Les siestes électroniques 2008 – Soirée 01

Avec l’annulation de Atom Heart (Señor Coconut) à la dernière minute, la première soirée des siestes électroniques a tourné court. Il restait Yu Nishibori qui portait sur ses épaules la réussite éventuelle de cette soirée d’inauguration du festival. Sauf que Yu n’est pas musicien, il est ingénieur chez Yamaha Japan. Pas facile donc de séduire le public avec un powerpoint lorsqu’on ne s’appelle pas Steve Jobs. Oui mais l’homme est amusant et son bébé est excitant : l’incroyable Tenori-on conçu avec l’artiste japonais Toshio Iwai. Le tokyoïte a présenté les six années précédant la sortie de l’appareil à grands coups de croquis préliminaires et nombreuses photos des premiers prototypes. Loin des dessins de fin de soirée sur une nappe en papier, il fallait sans doute être un blaireau d’ingénieur comme moi pour bander devant tous ces schémas électroniques et autres plans en 3D qui n’étaient pas sans rappeler mes longues heures (pénibles) de TP soudure et électrocution…
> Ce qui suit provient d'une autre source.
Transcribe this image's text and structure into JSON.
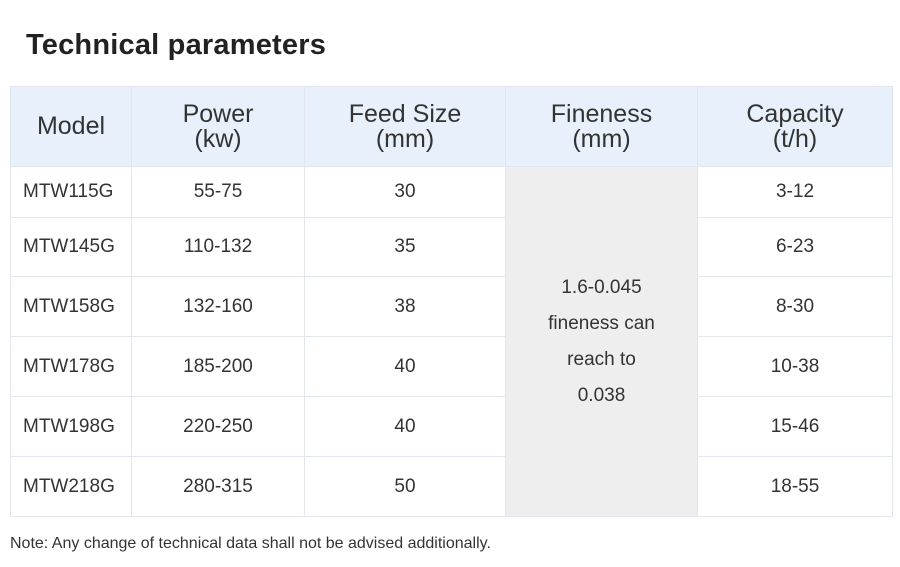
{
  "title": "Technical parameters",
  "table": {
    "headers": [
      {
        "line1": "Model",
        "line2": ""
      },
      {
        "line1": "Power",
        "line2": "(kw)"
      },
      {
        "line1": "Feed Size",
        "line2": "(mm)"
      },
      {
        "line1": "Fineness",
        "line2": "(mm)"
      },
      {
        "line1": "Capacity",
        "line2": "(t/h)"
      }
    ],
    "rows": [
      {
        "model": "MTW115G",
        "power": "55-75",
        "feed_size": "30",
        "capacity": "3-12"
      },
      {
        "model": "MTW145G",
        "power": "110-132",
        "feed_size": "35",
        "capacity": "6-23"
      },
      {
        "model": "MTW158G",
        "power": "132-160",
        "feed_size": "38",
        "capacity": "8-30"
      },
      {
        "model": "MTW178G",
        "power": "185-200",
        "feed_size": "40",
        "capacity": "10-38"
      },
      {
        "model": "MTW198G",
        "power": "220-250",
        "feed_size": "40",
        "capacity": "15-46"
      },
      {
        "model": "MTW218G",
        "power": "280-315",
        "feed_size": "50",
        "capacity": "18-55"
      }
    ],
    "fineness_merged": {
      "line1": "1.6-0.045",
      "line2": "fineness can",
      "line3": "reach to",
      "line4": "0.038"
    }
  },
  "note": "Note: Any change of technical data shall not be advised additionally."
}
Contrairement à ce que je croyais, le Tenori-on n’est pas un sampler mais bien un instrument de musique d’un nouveau genre (même si son emplacement SD permet de charger des samples – 1 seconde maxi – et sa prise midi le transforme en clavier quelconque). L’objet est petit, beau, épuré mais il laisse perplexe au premier regard car on imagine aisément le mode d’emploi de 400 pages qui va avec. En fait non, et la rapide démonstration surprend car on découvre une dizaine de bases (appui court, appui long, double click, etc.) permettant de rapidement créer de la musique. Séduit par l’objet et par la présentation soooo japanese, je suis rapidement arrivée à l’inévitable conclusion qui suit un tel discours de passionné : je veux un tenori-on.